When it comes to customer trust regarding data protection, the numbers are shocking. According to a recent McKinsey survey, no industry managed a trust rating of 50%.

The key lingering questions for the financial sector are:

  *   How do we protect all that data if we don't know what we need to protect?
  *   Where is the risk to business-critical data?
  *   How do we prevent data loss from inappropriate entitlements, permissions, sharing or unauthorized access?

Also critical for financial services organizations, in particular, is that they have not only their clients' data to secure, but their own intellectual property to protect. After all, their intellectual property is how they make money, and they will guard it with their lives.

For the financial industry, a company's IP is essentially its secret sauce. As such, they need an information walled garden around these critical pieces of data with the right sets of access policies and controls around it.

In this article, we'll explore a few specific use cases that underscore how crucial data protection and data governance are for the financial industry. Then, we'll explain some of the best strategies your organization can deploy for easy and effective data discovery, risk monitoring and remediation of business-critical data.

Three data governance use cases

When it comes to how data governance can turn into a nightmare for an organization, we have heard numerous stories from potential customers and current clients. Here are three that stand out, with the first two highlighting the importance of proper off-boarding procedures. The names have been changed to protect the innocent.

The CFO who still has access after leaving company

When an employee leaves an organization, far too often some of their access rights stay intact. When you think about it, this is not surprising given the sheer amount of confidential and private data financial organizations have to manage.

In one example, a CFO shared a significant amount of corporate data using her personal email address.
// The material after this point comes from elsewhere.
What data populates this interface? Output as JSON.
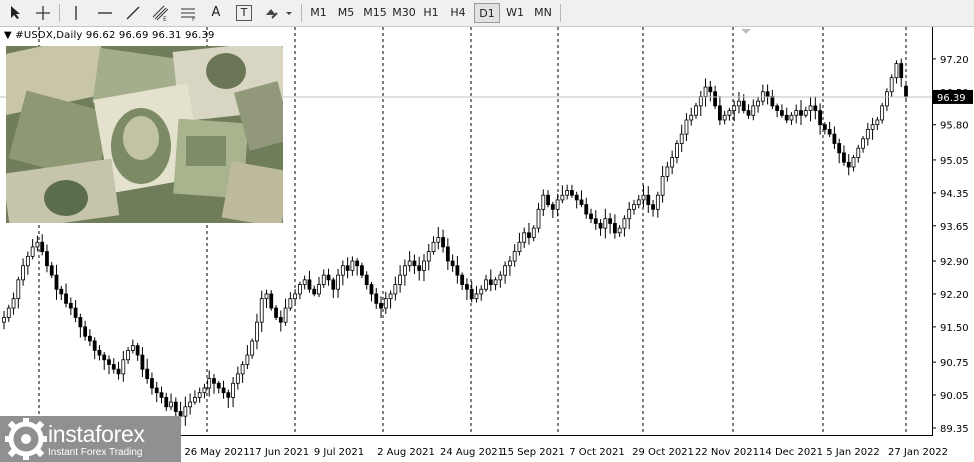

One of the files happened to be a strategy document that was specifically created by the company's CEO.

What if that data fell into the wrong hands?

See also: Financial Well-Being: Everyone Wants It

Retired executive admin with access to the company's most confidential information

In another example, a company had an executive administrator who retired after many years with the organization. As an admin for many of the executives over the years, she had access to the most confidential data inside the entire company. She had access to many of the SharePoint sites within the corporate resources. Throughout her tenure, she shared many files with her personal account so she could work from home.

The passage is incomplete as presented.